The founder of the supposed self-help group Nxivm that prosecutors described as a sex cult was sentenced to 120 years in federal prison, marking an end to a saga that ensnared celebrities and businesspeople, reports the Wall Street Journal. A Brooklyn federal jury convicted Keith Raniere, 60, on charges of racketeering, sex-trafficking, forced labor and wire fraud in June 2019 in a six-week trial featuring evidence of wide-ranging abuse and sexual exploitation of women. Witnesses recounted how women were controlled through severe diets and forced to turn over damaging information, including naked photos and confessions.

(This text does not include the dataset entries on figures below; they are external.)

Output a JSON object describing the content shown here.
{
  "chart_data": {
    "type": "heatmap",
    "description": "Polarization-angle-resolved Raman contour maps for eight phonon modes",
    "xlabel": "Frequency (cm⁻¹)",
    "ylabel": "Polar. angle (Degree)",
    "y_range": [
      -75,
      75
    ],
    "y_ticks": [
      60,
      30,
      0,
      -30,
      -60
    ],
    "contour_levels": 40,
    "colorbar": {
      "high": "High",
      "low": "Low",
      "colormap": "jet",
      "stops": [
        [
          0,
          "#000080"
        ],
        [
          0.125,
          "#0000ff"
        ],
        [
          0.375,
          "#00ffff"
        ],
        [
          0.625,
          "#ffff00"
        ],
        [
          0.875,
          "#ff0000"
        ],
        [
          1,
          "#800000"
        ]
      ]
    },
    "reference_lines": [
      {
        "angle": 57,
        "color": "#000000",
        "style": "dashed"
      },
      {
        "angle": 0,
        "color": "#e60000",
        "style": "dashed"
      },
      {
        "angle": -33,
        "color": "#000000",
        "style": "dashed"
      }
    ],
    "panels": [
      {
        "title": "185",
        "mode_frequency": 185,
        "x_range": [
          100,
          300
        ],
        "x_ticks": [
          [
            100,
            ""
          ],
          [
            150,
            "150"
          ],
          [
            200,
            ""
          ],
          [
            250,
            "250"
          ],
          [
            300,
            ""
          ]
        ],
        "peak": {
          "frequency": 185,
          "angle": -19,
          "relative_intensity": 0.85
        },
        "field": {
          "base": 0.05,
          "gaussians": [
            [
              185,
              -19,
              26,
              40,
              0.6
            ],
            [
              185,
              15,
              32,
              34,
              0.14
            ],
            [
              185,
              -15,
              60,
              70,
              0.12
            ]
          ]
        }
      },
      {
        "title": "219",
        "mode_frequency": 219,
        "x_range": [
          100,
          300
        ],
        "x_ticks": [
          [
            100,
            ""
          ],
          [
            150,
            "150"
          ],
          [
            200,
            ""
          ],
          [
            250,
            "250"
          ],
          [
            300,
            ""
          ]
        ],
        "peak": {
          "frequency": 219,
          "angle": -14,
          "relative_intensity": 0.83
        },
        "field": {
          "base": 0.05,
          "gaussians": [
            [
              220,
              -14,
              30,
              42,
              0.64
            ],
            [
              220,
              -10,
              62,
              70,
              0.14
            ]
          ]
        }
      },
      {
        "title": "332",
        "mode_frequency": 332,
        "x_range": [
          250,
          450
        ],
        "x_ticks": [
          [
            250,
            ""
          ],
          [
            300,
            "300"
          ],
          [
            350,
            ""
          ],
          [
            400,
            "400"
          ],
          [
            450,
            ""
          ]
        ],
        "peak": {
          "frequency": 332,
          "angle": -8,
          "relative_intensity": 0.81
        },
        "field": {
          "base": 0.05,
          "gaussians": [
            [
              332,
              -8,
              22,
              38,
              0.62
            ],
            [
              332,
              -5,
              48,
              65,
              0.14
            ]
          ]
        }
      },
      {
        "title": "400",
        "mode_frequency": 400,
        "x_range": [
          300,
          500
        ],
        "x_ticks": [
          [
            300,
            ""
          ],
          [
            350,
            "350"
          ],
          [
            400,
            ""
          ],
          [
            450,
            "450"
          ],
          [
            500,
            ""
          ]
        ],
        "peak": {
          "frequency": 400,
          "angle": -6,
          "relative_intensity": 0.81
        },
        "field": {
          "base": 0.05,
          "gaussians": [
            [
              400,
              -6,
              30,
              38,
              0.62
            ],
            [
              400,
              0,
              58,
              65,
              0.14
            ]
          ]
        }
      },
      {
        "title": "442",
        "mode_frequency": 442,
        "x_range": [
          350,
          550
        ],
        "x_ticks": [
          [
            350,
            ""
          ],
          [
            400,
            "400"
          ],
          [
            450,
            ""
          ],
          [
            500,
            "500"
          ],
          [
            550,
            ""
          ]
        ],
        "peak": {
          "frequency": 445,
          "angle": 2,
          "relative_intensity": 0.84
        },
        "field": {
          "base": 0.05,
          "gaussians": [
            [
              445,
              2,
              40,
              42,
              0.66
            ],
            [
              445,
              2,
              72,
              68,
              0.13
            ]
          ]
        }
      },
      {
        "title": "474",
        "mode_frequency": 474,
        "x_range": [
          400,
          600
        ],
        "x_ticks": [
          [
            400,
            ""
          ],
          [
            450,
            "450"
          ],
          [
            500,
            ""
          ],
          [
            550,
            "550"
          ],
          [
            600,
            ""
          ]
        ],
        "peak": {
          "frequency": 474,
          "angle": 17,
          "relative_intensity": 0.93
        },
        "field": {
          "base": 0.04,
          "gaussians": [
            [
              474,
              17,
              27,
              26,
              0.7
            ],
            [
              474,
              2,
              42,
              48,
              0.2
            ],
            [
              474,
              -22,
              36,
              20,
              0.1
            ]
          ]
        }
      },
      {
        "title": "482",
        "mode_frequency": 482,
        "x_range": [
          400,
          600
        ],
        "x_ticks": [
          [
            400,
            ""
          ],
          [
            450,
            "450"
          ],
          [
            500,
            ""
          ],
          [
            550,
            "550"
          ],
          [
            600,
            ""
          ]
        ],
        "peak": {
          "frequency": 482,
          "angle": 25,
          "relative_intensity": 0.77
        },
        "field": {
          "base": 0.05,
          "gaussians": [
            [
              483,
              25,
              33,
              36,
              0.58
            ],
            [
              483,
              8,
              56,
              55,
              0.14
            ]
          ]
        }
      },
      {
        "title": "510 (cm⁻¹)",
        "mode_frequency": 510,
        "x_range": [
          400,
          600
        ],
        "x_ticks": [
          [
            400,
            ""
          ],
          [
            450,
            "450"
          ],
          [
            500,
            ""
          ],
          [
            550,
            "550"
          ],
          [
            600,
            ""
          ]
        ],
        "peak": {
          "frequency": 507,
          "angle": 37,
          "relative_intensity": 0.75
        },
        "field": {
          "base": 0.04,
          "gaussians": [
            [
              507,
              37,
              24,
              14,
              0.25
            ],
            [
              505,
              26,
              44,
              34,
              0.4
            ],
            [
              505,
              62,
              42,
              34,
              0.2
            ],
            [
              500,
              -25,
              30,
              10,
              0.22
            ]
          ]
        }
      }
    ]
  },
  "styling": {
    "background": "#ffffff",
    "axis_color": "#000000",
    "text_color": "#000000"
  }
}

Raniere founded Nxivm under the guise of teaching personal empowerment. Prosecutors said he “masqueraded as a self-help guru to gain the trust of his followers, and then exploited them for his own financial gain and sexual gratification.” Raniere maintained his innocence and is “not sorry for his conduct or his choices,” his lawyers said. “We are disappointed in the sentence and will appeal,” said Raniere defense attorney Marc Agnifilo. The case received attention this year after HBO documentary “The Vow” offered a glimpse into the group’s inner-workings. The network plans a second documentary focused on Raniere’s trial next year. Raniere has launched a campaign to overturn the guilty verdict, alleging prosecutorial misconduct and witness intimidation by the government. U.S. District Judge Nicholas Garaufis denied Raniere’s second request for a new trial last week.